Alors qu'il était ambassadeur dès son pays en France (1785-1789), Thomas Jefferson faisait 19 jours de trajet entre Northfolk en Virginie et le Havre en France. Ce Grand Atlantique faisait énormément peur à l'ambassadeur car il est se trouve que les corsaires Algériens pouvaient frapper mêmes dans les zones portugaises des Acores 1500 km des côtes marocaines.

Il avait peur d'être kidnappé et ne fit le voyages que 2 fois allé- retour en 4 années. Des informations disaient que des Corsaires Algériens avaient tenté auparavant de kidnapper Benjamin Franklin ambassadeur avant lui en France et un des pères fondateurs des Etats Unis.

Pour Jefferson l'atlantique appartient aux Barbarians States y compris le nom qui revient aux Atlantes ces Libyens de l'antiquité ( amazigh plus tard) une ethnie indomptable à la guerre. Pour gagner la paix avec Alger, la plus puissante de ces Etats, il proposa à son ami John Adams, futur deuxième président des Etats-Unis ( 1797-1801) qui occupa le poste d'ambassadeur des Etats Unis au Royaume Uni entre 1784 et 1788, de rencontrer le représentant du Dey d'Alger a Londrès en l'occurrence Sidi Abderahmane Agha.

La rencontre de 1786, a eu lieu pour discuter du sort des 111 prisonniers américains détenus par Alger. En s'adressant au représentant Algérien, Jefferson qui semble ignorer que la guerre musulmano-Chretienne se déroulant depuis déjà 300 ans sous une forme de piraterie légale et Étatique (corsaires), blâme Sidi Abderrahmane car le Dey avait transformé Alger en capitale de l'esclavage Blanc.

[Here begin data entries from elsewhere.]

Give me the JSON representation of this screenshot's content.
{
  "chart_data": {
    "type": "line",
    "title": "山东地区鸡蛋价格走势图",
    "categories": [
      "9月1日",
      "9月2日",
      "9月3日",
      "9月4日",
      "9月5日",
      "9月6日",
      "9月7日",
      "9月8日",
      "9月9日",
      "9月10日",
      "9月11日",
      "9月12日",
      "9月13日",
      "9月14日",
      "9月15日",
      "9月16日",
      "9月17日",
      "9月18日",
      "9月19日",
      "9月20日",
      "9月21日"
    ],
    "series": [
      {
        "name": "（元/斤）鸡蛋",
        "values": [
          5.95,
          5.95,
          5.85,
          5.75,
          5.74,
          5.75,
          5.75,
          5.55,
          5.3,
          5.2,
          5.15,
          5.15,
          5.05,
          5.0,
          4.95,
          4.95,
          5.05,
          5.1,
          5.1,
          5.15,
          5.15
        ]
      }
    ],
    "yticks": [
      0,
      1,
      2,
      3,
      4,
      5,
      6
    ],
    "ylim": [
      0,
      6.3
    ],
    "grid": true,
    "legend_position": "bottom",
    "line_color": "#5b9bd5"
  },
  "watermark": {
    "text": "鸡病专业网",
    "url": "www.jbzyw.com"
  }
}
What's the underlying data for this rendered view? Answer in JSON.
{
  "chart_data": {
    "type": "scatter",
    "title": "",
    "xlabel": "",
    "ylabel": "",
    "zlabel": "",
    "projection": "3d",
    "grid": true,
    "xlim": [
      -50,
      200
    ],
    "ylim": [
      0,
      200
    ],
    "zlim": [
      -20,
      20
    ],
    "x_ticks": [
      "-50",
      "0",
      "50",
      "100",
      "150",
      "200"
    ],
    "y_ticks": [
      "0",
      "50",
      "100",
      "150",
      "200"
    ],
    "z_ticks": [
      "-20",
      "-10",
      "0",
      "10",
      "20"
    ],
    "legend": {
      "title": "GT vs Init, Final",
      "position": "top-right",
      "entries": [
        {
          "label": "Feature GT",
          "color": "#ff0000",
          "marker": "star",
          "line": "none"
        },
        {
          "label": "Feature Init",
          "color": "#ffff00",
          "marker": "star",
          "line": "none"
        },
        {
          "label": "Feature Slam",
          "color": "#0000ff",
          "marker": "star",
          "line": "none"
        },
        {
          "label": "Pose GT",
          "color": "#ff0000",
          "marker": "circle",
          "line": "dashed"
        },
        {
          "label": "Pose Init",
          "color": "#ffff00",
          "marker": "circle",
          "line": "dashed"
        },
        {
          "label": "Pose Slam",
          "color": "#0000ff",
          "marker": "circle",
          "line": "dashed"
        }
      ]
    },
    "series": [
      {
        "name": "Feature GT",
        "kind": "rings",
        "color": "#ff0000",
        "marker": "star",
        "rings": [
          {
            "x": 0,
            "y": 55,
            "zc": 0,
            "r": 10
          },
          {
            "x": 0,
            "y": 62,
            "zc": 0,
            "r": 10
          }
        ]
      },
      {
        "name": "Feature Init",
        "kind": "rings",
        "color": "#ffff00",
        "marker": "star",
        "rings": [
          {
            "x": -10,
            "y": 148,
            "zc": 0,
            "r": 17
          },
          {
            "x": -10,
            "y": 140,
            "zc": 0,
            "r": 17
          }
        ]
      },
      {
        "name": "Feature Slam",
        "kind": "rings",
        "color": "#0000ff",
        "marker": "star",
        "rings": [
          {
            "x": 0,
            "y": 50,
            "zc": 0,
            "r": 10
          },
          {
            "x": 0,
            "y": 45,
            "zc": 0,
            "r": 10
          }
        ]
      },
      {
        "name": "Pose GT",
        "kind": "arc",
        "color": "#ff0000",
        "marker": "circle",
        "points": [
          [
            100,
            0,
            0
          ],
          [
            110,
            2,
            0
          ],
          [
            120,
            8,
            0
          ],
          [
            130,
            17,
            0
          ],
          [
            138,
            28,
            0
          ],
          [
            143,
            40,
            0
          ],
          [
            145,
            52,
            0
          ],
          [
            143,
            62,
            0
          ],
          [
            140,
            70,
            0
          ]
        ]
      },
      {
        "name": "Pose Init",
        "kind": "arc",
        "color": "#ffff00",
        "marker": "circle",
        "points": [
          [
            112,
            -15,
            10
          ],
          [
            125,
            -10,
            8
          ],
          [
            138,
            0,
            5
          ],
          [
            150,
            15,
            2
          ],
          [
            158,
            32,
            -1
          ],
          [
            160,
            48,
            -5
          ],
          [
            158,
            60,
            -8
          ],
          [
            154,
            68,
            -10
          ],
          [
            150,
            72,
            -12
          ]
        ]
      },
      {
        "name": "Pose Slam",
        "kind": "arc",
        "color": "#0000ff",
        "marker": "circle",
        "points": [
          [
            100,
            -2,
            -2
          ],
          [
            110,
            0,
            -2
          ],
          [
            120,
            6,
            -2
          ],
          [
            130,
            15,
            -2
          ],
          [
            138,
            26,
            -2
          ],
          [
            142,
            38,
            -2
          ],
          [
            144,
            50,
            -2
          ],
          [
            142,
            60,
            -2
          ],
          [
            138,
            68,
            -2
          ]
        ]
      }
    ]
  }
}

Furieux, Abderahmane réplique en disant qu'a Alger il n'y a pas d'esclaves mais des prisonniers et pour les libérer le Dey attends la rançon. La cocotte a fini par exploser lorsque l'Algérien continuant à fumer la pipe accule Jefferson en lui faisant comprendre que le Coran est la source de la loi.

Le texte anglais porte des inexactitudes et amputations puisque le représentant du Dey aurait accusé Jefferson d'avoir à lui seul 204 esclaves. Il pratiquait la fornication ( Ezina ) avec les femmes métisses. Ceci du coté de Thomas, mais de notre côté, des citations de certains historiens trucs et nord-africains ont à leur tour, caché le mal qu'avaient causé des Deys brutaux et ignorants a l'Algérie.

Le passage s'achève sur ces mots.